NO, says Gary Keown

FIRST things first. Any football club should be permitted to have a plastic pitch if they want one. They are businesses. They need to bring in money. In the absence of many other dependable revenue streams, artificial surfaces serve that purpose.

Scottish football, as if it had to be said, is hardly a land of milk and honey right now.

The second point is that the standard of artificial pitch is constantly improving. We are no longer talking about rock-hard surfaces where a kick-out from the goalie could threaten to invade the stratosphere on its first bounce.

Players will say they feel greater soreness after performing on plastic. If so, could we not look at changing the technology in football boots to cope with that? Marathon runners, after all, seem to be able to handle pounding up and down on tarmac for the entirety of their careers.

What people often seem to miss is that artificial playing fields may actually help produce better players. Isn’t that what we have been hammering on about in this country for the past 20 years?

Isn’t a flat, true surface a better place on which to perfect your skills than a ploughed field?

“It is much better to play on a good artificial than a very bad grass pitch,” said Ronny Deila, the Celtic manager, earlier this season. Sure, his team then went on to take a pounding from Molde on astroturf shortly afterwards, but that probably helped prove his point.

Molde are a much better team than Celtic, assembled on a fraction of the budget. Norway, as Deila confirms, is full of plastic pitches.

Mark Warburton’s complaints about a certain inconsistency in the standard of different surfaces is valid. Perhaps the type of artificial turf clubs can use should be restricted, but it should not be banned.

Of course, there has been talk of health concerns and not just in terms of injuries. There has been talk in the United States of a potential link between plastic pitches and forms of cancer. These have not been proven, as yet, though.

Research into the effects of plastic pitches on the welfare of players is welcome. However, unless it throws up hard, incontrovertible evidence, these fields should continue to be the future.

YES, says Neil Cameron

A FEW years ago, I dragged my failing, middle-aged body to the doctors to see if I could get a transplant.

I mean replacing everything. Head, legs, arms, the lot. Movement was difficult, walking near impossible and I was desperate.

The doc looked at me with some pity and revealed that many men, and a few women, of my age had similar complaints and he knew why. We had spent way too long running about plastic pitches playing football and that was just awful on your joints.

There wasn’t enough give in the surface, you see, and this is why those of us who began playing five-aside in the late 1980s struggle to get out of bed in the morning. The doc hated these pitches and said the very best were bad for even the most athletic.

So what then does it do to actual real players who, of course, are a lot fitter, but whose calves, thighs and hamstrings are more at risk to serious injury? It does an awful lot of harm that’s what it does.

Mark Warburton is against plastic, and that’s what they are, pitches, and he is bang on the money; cash being the reason why some clubs have AstroTurf, including Alloa where Rangers go on Saturday.

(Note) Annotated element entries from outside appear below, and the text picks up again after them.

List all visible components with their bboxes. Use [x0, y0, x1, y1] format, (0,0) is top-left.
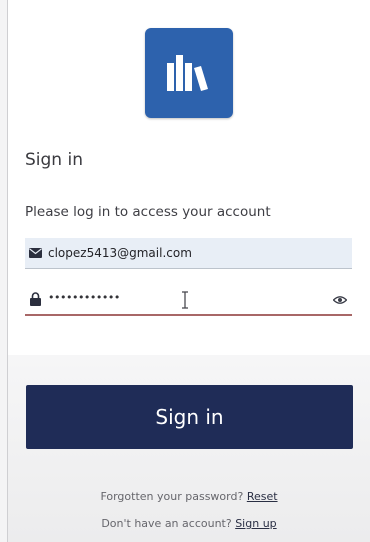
page-subtitle: Please log in to access your account: [25, 204, 271, 220]
sign-in-button[interactable]: Sign in: [26, 385, 353, 449]
password-value[interactable]: ••••••••••••: [48, 291, 120, 304]
eye-icon[interactable]: [333, 295, 347, 305]
library-books-icon: [167, 55, 208, 91]
email-field[interactable]: clopez5413@gmail.com: [25, 238, 352, 269]
forgot-password-line: Forgotten your password? Reset: [8, 490, 370, 503]
email-value[interactable]: clopez5413@gmail.com: [48, 246, 192, 260]
screen: Sign in Please log in to access your acc…: [0, 0, 370, 542]
signup-line: Don't have an account? Sign up: [8, 517, 370, 530]
reset-link[interactable]: Reset: [247, 490, 278, 503]
app-logo: [145, 28, 233, 118]
lock-icon: [30, 292, 41, 306]
envelope-icon: [29, 248, 42, 258]
password-field[interactable]: ••••••••••••: [25, 285, 352, 316]
text-cursor-icon: [182, 291, 188, 309]
no-account-text: Don't have an account?: [101, 517, 232, 530]
forgot-password-text: Forgotten your password?: [100, 490, 244, 503]
sign-up-link[interactable]: Sign up: [235, 517, 276, 530]
page-title: Sign in: [25, 150, 83, 170]
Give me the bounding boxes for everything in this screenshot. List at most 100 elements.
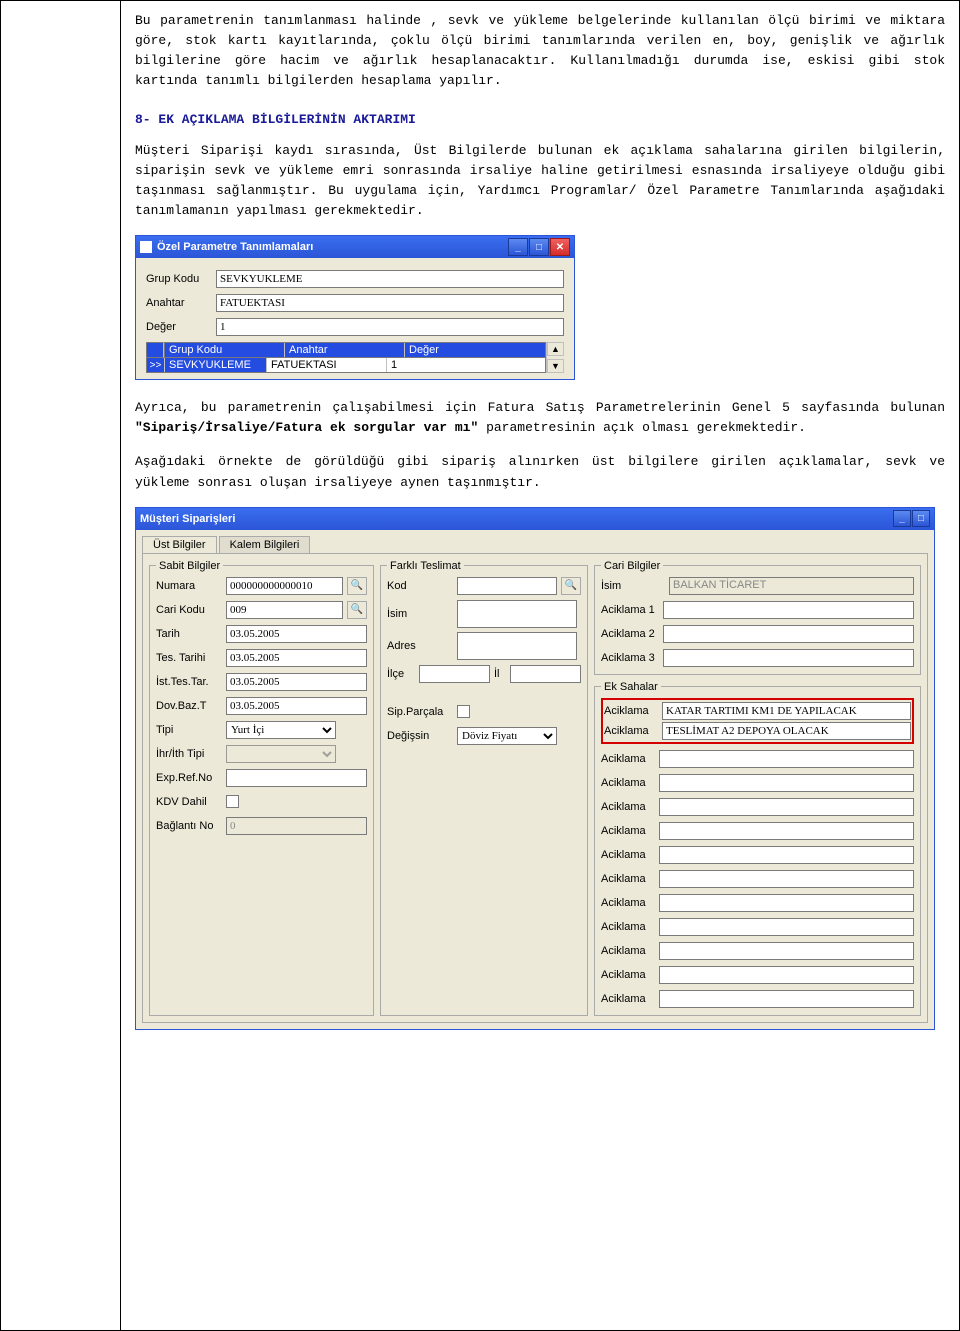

Players hate it. The come off after a game feeling sore, anyone with a dodgy muscle can’t go full title on it and you get really skint knees when you go in for a tackle. Apart from that…

Folk will tell you that the new 76G pitch is actually better than grass. When I hear that, I wonder if they are talking about what they’ve been smoking.

It is also said the grass pitches in Scotland, certainly at some of the smaller grounds, are not great. However, just about every last pro will say a bad grass pitch beats plastic every day of the year.

Warburton is right. There can be no more of these in Scotland and those already in place should be phased out, with the help of the SFA who have the money to assist their member clubs. Football was invented to play on grass. Brian Clough said that so it must be right.

What I will give Alloa is their decision to bring in the width of the pitch ahead of Saturday’s game with Rangers, which is not only funny, but a rather clever move. Anyone moaning about it needs to take stock.

Graeme Souness did the same at Ibrox before a European tie and it happens all the time.